Les visages du journal dans le journal

4La place du visuel dans la construction d’une identité médiatique intéresse depuis plusieurs décennies les historiens de la presse. En 1990, Jean-François Tétu voyait ainsi, dans les « oreilles » du Matin, en forme de poteaux télégraphiques, l’affirmation que le titre était « “branché” sur le monde, un monde où l’accélération du transport des nouvelles fait oublier la voix qui les dit ou les nomme »10. Il en faisait même le symptôme d’une transition de la presse d’opinion vers l’américanisation de l’information.
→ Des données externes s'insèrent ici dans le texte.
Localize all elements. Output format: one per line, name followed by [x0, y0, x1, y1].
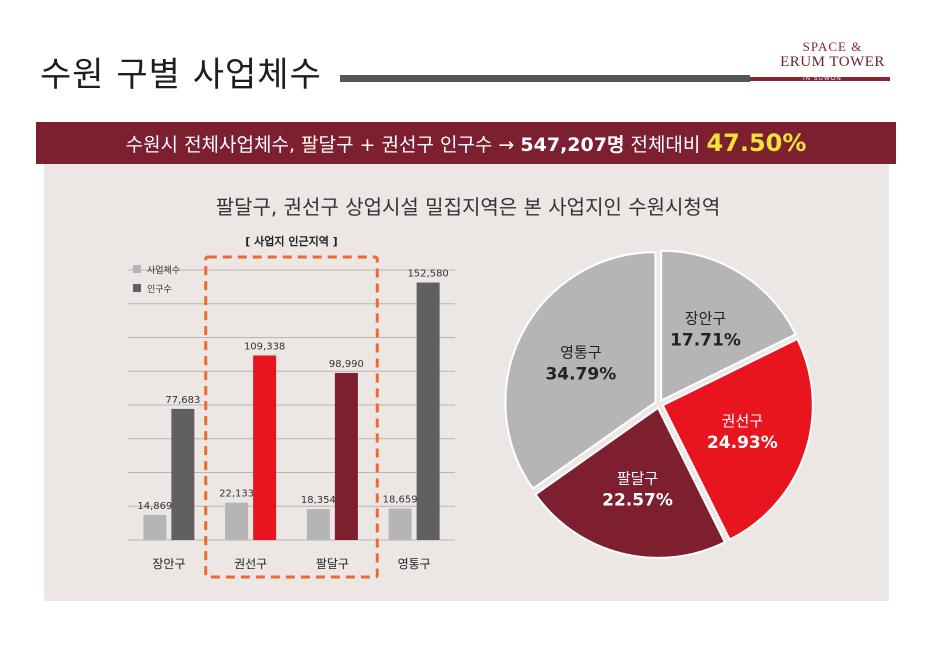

En cherchant à imprimer dans la rétine du lecteur « le fil spécial qu’il possède avec Londres » et qui « lui apportera durant toute la nuit, jusqu’à sept heures du matin, les nouvelles les plus fraîches et les plus authentiques qui parviennent en Angleterre de tous les points du globe », ainsi qu’il l’explicite au seuil de son numéro inaugural, le quotidien entend en tout cas rendre sensible l’idéal d’un journal « absolument indépendant », au bénéfice d’une « forme précise, claire, alerte et concise, absolument neuve » parce qu’anti-littéraire : la rédaction s’affranchit expressément du feuilleton et prétend s’épargner les compromissions des « coteries littéraires »11. Jour après jour, la manchette réactualisera la profession de modernité développée dans le premier numéro, selon ce procédé de monstration consistant à suggérer l’immédiateté au moyen d’une médiation technique plutôt qu’humaine. Le Matin n’est pas seul à suivre cette voie dans la seconde moitié du XIXe siècle : Le Ballon-Poste, par exemple,met en avant le mode d’acheminement aérien de ses exemplaires dans une vignette qui redouble le message de son titre12.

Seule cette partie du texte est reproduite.